Last week, American drivers confronted a stunning leap in gasoline prices. A gallon of gas spiked to near $3 a gallon in many places and, in a few places for brief periods, prices soared as high as $6 a gallon. And that is just for unleaded regular, the cheap stuff. Or what used to be the cheap stuff.

In the Washington area, regular gasoline averaged $2.89 per gallon Friday, according to AAA, up from $2.76 on Thursday, $2.34 a month ago, and $1.87 this time last year.

Energy prices have been the overwhelming driver of inflation in the Washington area in the past year, even before Hurricane Katrina. Consumer prices rose 4 percent in the Washington-Baltimore region in the 12 months ended in July, the Labor Department said. If you take out energy prices, however, prices rose 3.3 percent.

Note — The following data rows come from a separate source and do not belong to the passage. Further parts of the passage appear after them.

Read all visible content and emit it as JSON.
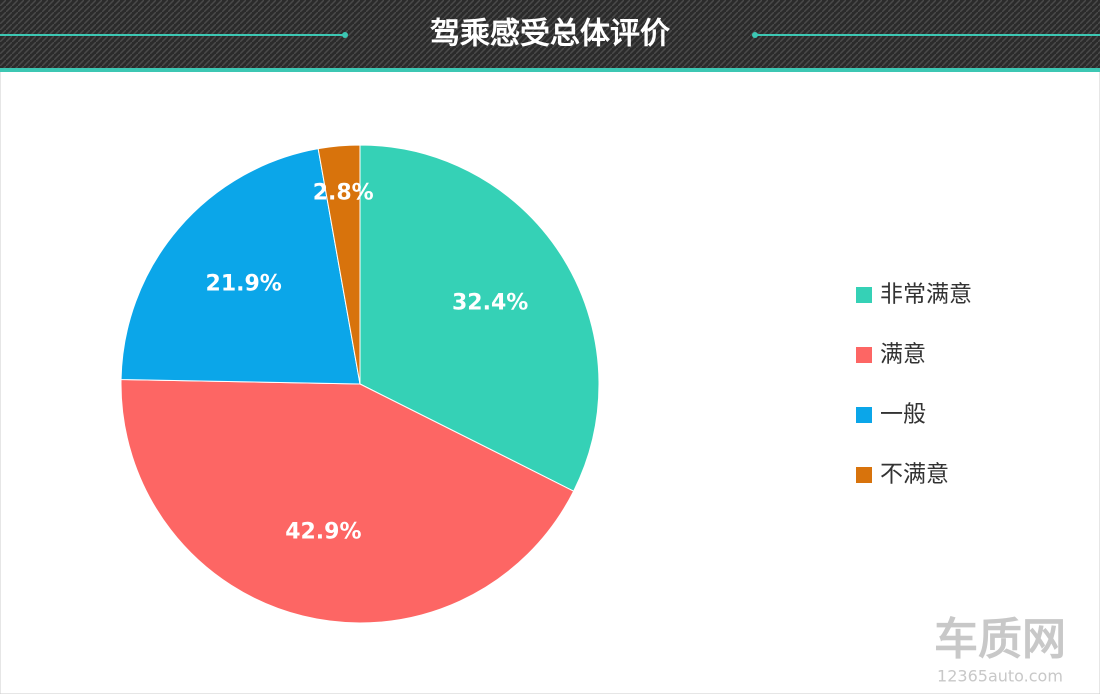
{
  "chart_data": {
    "type": "pie",
    "title": "驾乘感受总体评价",
    "categories": [
      "非常满意",
      "满意",
      "一般",
      "不满意"
    ],
    "values": [
      32.4,
      42.9,
      21.9,
      2.8
    ],
    "value_labels": [
      "32.4%",
      "42.9%",
      "21.9%",
      "2.8%"
    ],
    "colors": [
      "#35d1b6",
      "#fd6664",
      "#0ba6e9",
      "#d8730c"
    ],
    "legend": "right",
    "watermark": [
      "车质网",
      "12365auto.com"
    ]
  }
}
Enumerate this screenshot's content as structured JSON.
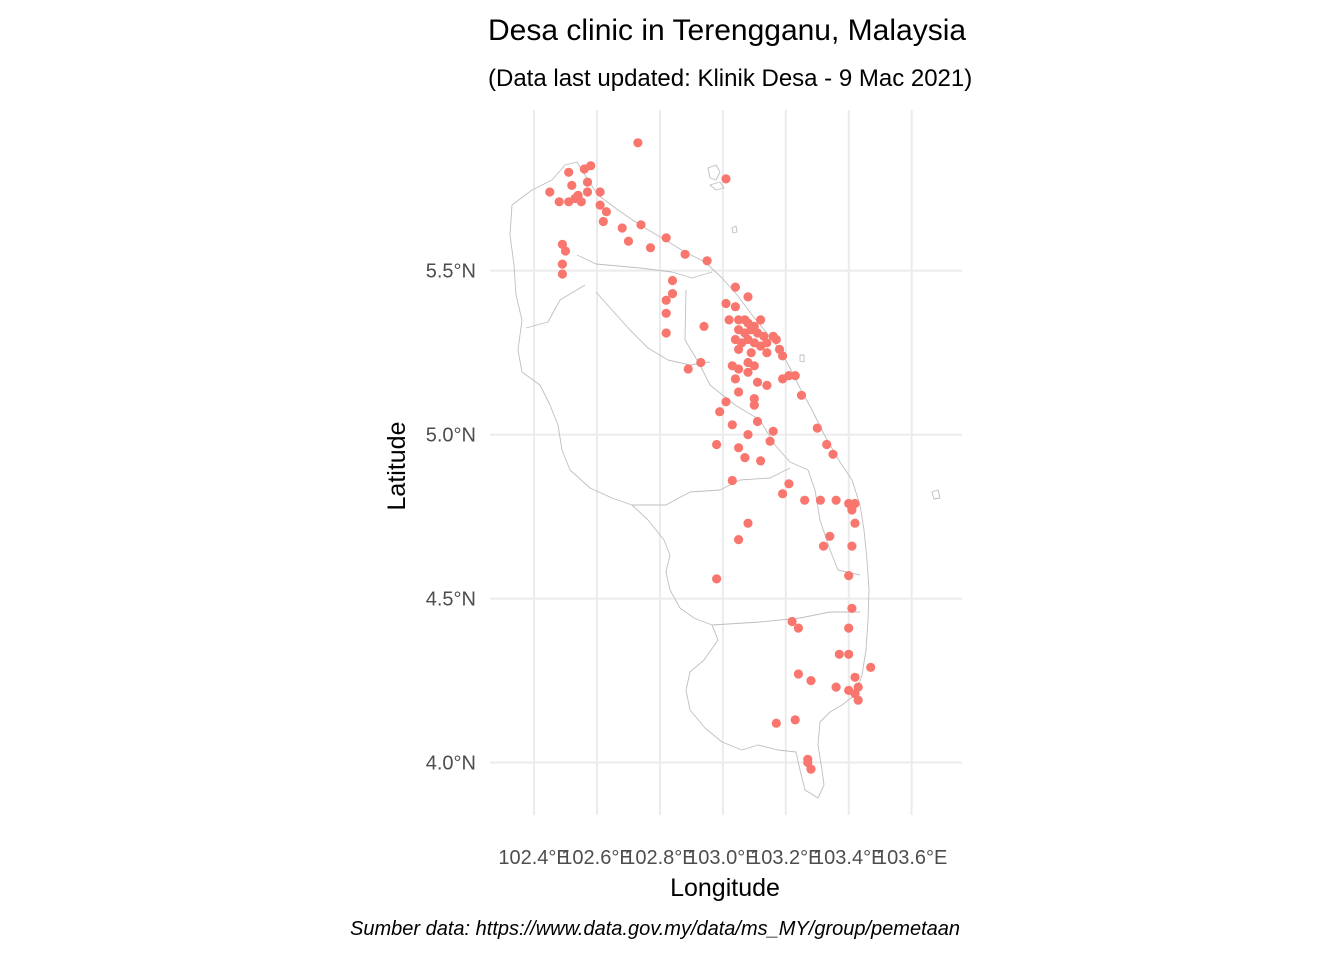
{
  "title": "Desa clinic in Terengganu, Malaysia",
  "subtitle": "(Data last updated: Klinik Desa - 9 Mac 2021)",
  "caption": "Sumber data: https://www.data.gov.my/data/ms_MY/group/pemetaan",
  "colors": {
    "point": "#F8766D",
    "grid": "#EBEBEB",
    "boundary": "#BEBEBE",
    "text": "#4D4D4D"
  },
  "chart_data": {
    "type": "scatter",
    "title": "Desa clinic in Terengganu, Malaysia",
    "subtitle": "(Data last updated: Klinik Desa - 9 Mac 2021)",
    "xlabel": "Longitude",
    "ylabel": "Latitude",
    "xlim": [
      102.26,
      103.76
    ],
    "ylim": [
      3.84,
      5.99
    ],
    "xticks": [
      102.4,
      102.6,
      102.8,
      103.0,
      103.2,
      103.4,
      103.6
    ],
    "xtick_labels": [
      "102.4°E",
      "102.6°E",
      "102.8°E",
      "103.0°E",
      "103.2°E",
      "103.4°E",
      "103.6°E"
    ],
    "yticks": [
      4.0,
      4.5,
      5.0,
      5.5
    ],
    "ytick_labels": [
      "4.0°N",
      "4.5°N",
      "5.0°N",
      "5.5°N"
    ],
    "grid": true,
    "points": [
      [
        102.73,
        5.89
      ],
      [
        102.45,
        5.74
      ],
      [
        102.48,
        5.71
      ],
      [
        102.51,
        5.71
      ],
      [
        102.53,
        5.72
      ],
      [
        102.54,
        5.73
      ],
      [
        102.55,
        5.71
      ],
      [
        102.57,
        5.74
      ],
      [
        102.57,
        5.77
      ],
      [
        102.52,
        5.76
      ],
      [
        102.51,
        5.8
      ],
      [
        102.56,
        5.81
      ],
      [
        102.58,
        5.82
      ],
      [
        102.61,
        5.74
      ],
      [
        102.61,
        5.7
      ],
      [
        102.63,
        5.68
      ],
      [
        102.62,
        5.65
      ],
      [
        102.68,
        5.63
      ],
      [
        102.7,
        5.59
      ],
      [
        102.74,
        5.64
      ],
      [
        102.77,
        5.57
      ],
      [
        102.82,
        5.6
      ],
      [
        102.88,
        5.55
      ],
      [
        102.95,
        5.53
      ],
      [
        103.01,
        5.78
      ],
      [
        102.49,
        5.58
      ],
      [
        102.5,
        5.56
      ],
      [
        102.49,
        5.52
      ],
      [
        102.49,
        5.49
      ],
      [
        102.84,
        5.47
      ],
      [
        102.84,
        5.43
      ],
      [
        102.82,
        5.41
      ],
      [
        102.82,
        5.37
      ],
      [
        102.82,
        5.31
      ],
      [
        102.94,
        5.33
      ],
      [
        102.93,
        5.22
      ],
      [
        102.89,
        5.2
      ],
      [
        103.04,
        5.45
      ],
      [
        103.01,
        5.4
      ],
      [
        103.04,
        5.39
      ],
      [
        103.08,
        5.42
      ],
      [
        103.02,
        5.35
      ],
      [
        103.05,
        5.35
      ],
      [
        103.07,
        5.35
      ],
      [
        103.08,
        5.34
      ],
      [
        103.1,
        5.33
      ],
      [
        103.12,
        5.35
      ],
      [
        103.05,
        5.32
      ],
      [
        103.07,
        5.31
      ],
      [
        103.09,
        5.32
      ],
      [
        103.11,
        5.31
      ],
      [
        103.13,
        5.3
      ],
      [
        103.04,
        5.29
      ],
      [
        103.06,
        5.28
      ],
      [
        103.08,
        5.29
      ],
      [
        103.1,
        5.28
      ],
      [
        103.12,
        5.27
      ],
      [
        103.14,
        5.28
      ],
      [
        103.16,
        5.3
      ],
      [
        103.17,
        5.29
      ],
      [
        103.18,
        5.26
      ],
      [
        103.05,
        5.26
      ],
      [
        103.09,
        5.25
      ],
      [
        103.14,
        5.25
      ],
      [
        103.03,
        5.21
      ],
      [
        103.05,
        5.2
      ],
      [
        103.08,
        5.22
      ],
      [
        103.1,
        5.21
      ],
      [
        103.04,
        5.17
      ],
      [
        103.08,
        5.19
      ],
      [
        103.19,
        5.24
      ],
      [
        103.19,
        5.17
      ],
      [
        103.21,
        5.18
      ],
      [
        103.23,
        5.18
      ],
      [
        103.11,
        5.16
      ],
      [
        103.14,
        5.15
      ],
      [
        103.1,
        5.11
      ],
      [
        103.1,
        5.09
      ],
      [
        103.05,
        5.13
      ],
      [
        102.99,
        5.07
      ],
      [
        103.01,
        5.1
      ],
      [
        103.03,
        5.03
      ],
      [
        103.11,
        5.04
      ],
      [
        103.16,
        5.01
      ],
      [
        103.08,
        5.0
      ],
      [
        103.15,
        4.98
      ],
      [
        102.98,
        4.97
      ],
      [
        103.05,
        4.96
      ],
      [
        103.07,
        4.93
      ],
      [
        103.12,
        4.92
      ],
      [
        103.25,
        5.12
      ],
      [
        103.3,
        5.02
      ],
      [
        103.33,
        4.97
      ],
      [
        103.35,
        4.94
      ],
      [
        103.03,
        4.86
      ],
      [
        103.21,
        4.85
      ],
      [
        103.19,
        4.82
      ],
      [
        103.26,
        4.8
      ],
      [
        103.31,
        4.8
      ],
      [
        103.36,
        4.8
      ],
      [
        103.4,
        4.79
      ],
      [
        103.42,
        4.79
      ],
      [
        103.41,
        4.77
      ],
      [
        103.42,
        4.73
      ],
      [
        103.08,
        4.73
      ],
      [
        103.05,
        4.68
      ],
      [
        103.34,
        4.69
      ],
      [
        103.32,
        4.66
      ],
      [
        103.41,
        4.66
      ],
      [
        102.98,
        4.56
      ],
      [
        103.4,
        4.57
      ],
      [
        103.41,
        4.47
      ],
      [
        103.22,
        4.43
      ],
      [
        103.24,
        4.41
      ],
      [
        103.4,
        4.41
      ],
      [
        103.37,
        4.33
      ],
      [
        103.4,
        4.33
      ],
      [
        103.24,
        4.27
      ],
      [
        103.28,
        4.25
      ],
      [
        103.42,
        4.26
      ],
      [
        103.47,
        4.29
      ],
      [
        103.36,
        4.23
      ],
      [
        103.4,
        4.22
      ],
      [
        103.43,
        4.23
      ],
      [
        103.42,
        4.21
      ],
      [
        103.43,
        4.19
      ],
      [
        103.17,
        4.12
      ],
      [
        103.23,
        4.13
      ],
      [
        103.27,
        4.01
      ],
      [
        103.27,
        4.0
      ],
      [
        103.28,
        3.98
      ]
    ]
  }
}
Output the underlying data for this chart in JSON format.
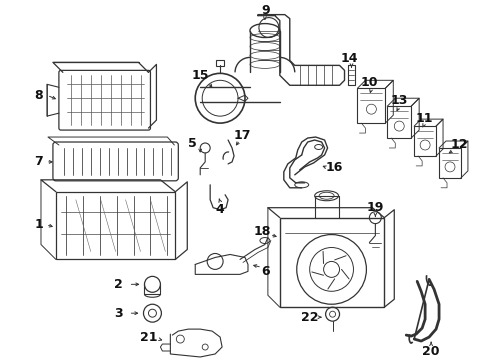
{
  "bg_color": "#ffffff",
  "line_color": "#333333",
  "fig_width": 4.89,
  "fig_height": 3.6,
  "dpi": 100
}
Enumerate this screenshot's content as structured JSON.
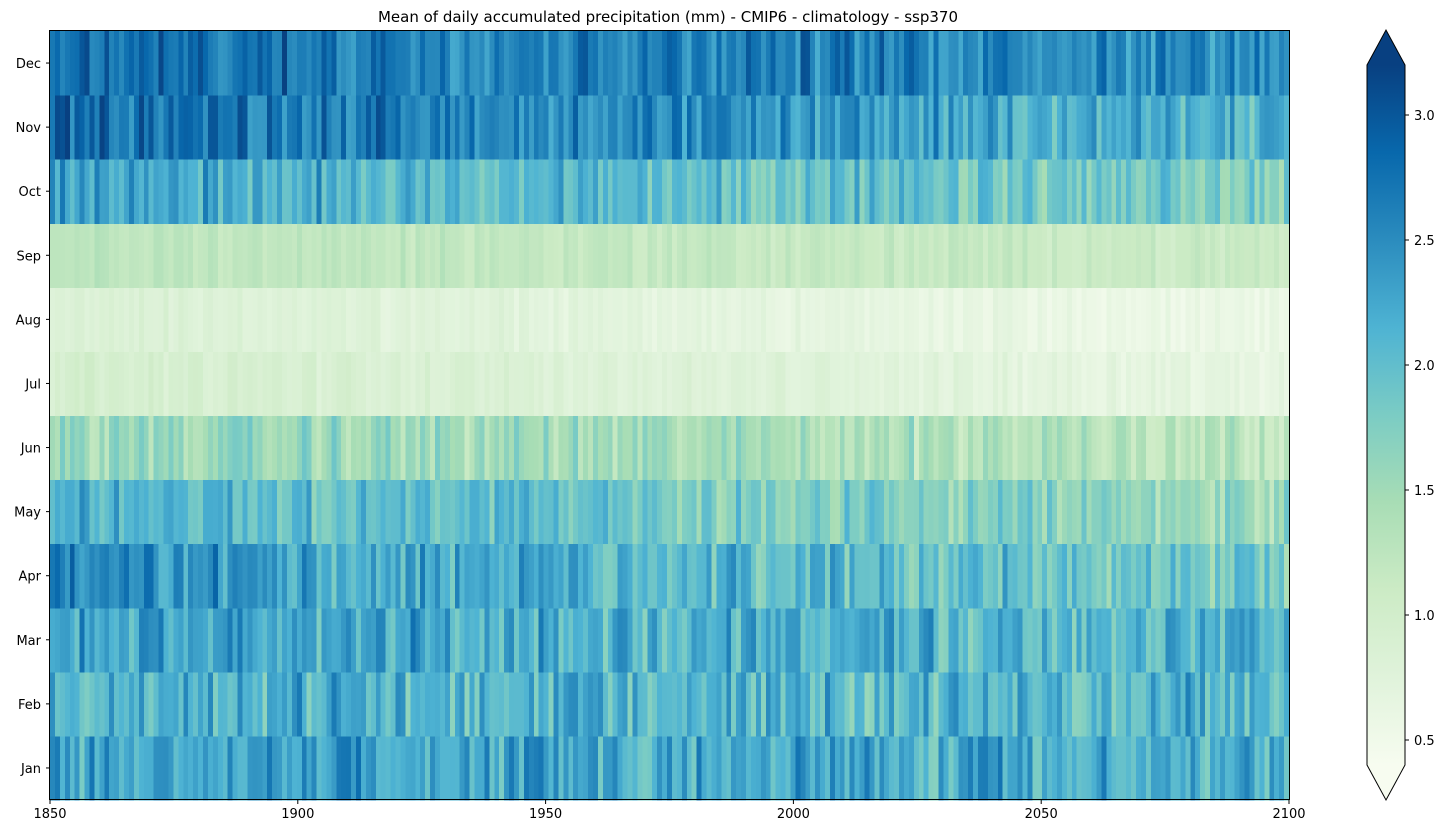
{
  "chart_data": {
    "type": "heatmap",
    "title": "Mean of daily accumulated precipitation (mm) - CMIP6 - climatology  - ssp370",
    "xlabel": "",
    "ylabel": "",
    "x_range": [
      1850,
      2100
    ],
    "x_ticks": [
      1850,
      1900,
      1950,
      2000,
      2050,
      2100
    ],
    "rows": [
      "Jan",
      "Feb",
      "Mar",
      "Apr",
      "May",
      "Jun",
      "Jul",
      "Aug",
      "Sep",
      "Oct",
      "Nov",
      "Dec"
    ],
    "row_order": "Jan at bottom, Dec at top",
    "value_unit": "mm",
    "colormap": "GnBu",
    "color_range": [
      0.4,
      3.2
    ],
    "colorbar_extend": "both",
    "colorbar_ticks": [
      0.5,
      1.0,
      1.5,
      2.0,
      2.5,
      3.0
    ],
    "monthly_mean_levels": {
      "Jan": {
        "start": 2.3,
        "end": 2.2,
        "spread": 0.45
      },
      "Feb": {
        "start": 2.1,
        "end": 2.1,
        "spread": 0.45
      },
      "Mar": {
        "start": 2.3,
        "end": 2.1,
        "spread": 0.4
      },
      "Apr": {
        "start": 2.45,
        "end": 1.8,
        "spread": 0.4
      },
      "May": {
        "start": 2.2,
        "end": 1.5,
        "spread": 0.35
      },
      "Jun": {
        "start": 1.6,
        "end": 1.3,
        "spread": 0.3
      },
      "Jul": {
        "start": 0.95,
        "end": 0.65,
        "spread": 0.1
      },
      "Aug": {
        "start": 0.85,
        "end": 0.55,
        "spread": 0.1
      },
      "Sep": {
        "start": 1.25,
        "end": 1.1,
        "spread": 0.12
      },
      "Oct": {
        "start": 2.3,
        "end": 1.7,
        "spread": 0.35
      },
      "Nov": {
        "start": 2.85,
        "end": 2.1,
        "spread": 0.35
      },
      "Dec": {
        "start": 2.75,
        "end": 2.55,
        "spread": 0.35
      }
    },
    "colors": {
      "GnBu": [
        "#f7fcf0",
        "#e0f3db",
        "#ccebc5",
        "#a8ddb5",
        "#7bccc4",
        "#4eb3d3",
        "#2b8cbe",
        "#0868ac",
        "#084081"
      ]
    }
  }
}
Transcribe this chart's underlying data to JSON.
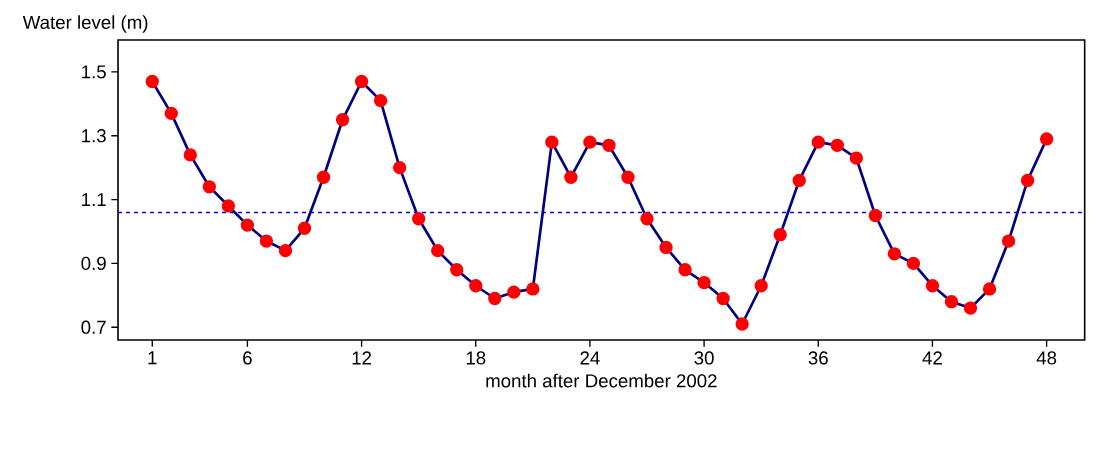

The largest part of that differential is caused by gasoline, which was up 19.4 percent in the past year, according to the price index, and up 61 percent in the past three years. It's not the only fuel price that's been rising. Piped natural gas was up 5 percent in the 12 months ended in July. Natural gas prices, too, are spiking because of the hurricane, as about a quarter of the nation's natural gas is piped through the New Orleans area. That could be particularly significant if elevated prices remain in place into the winter, when people use gas to heat their houses.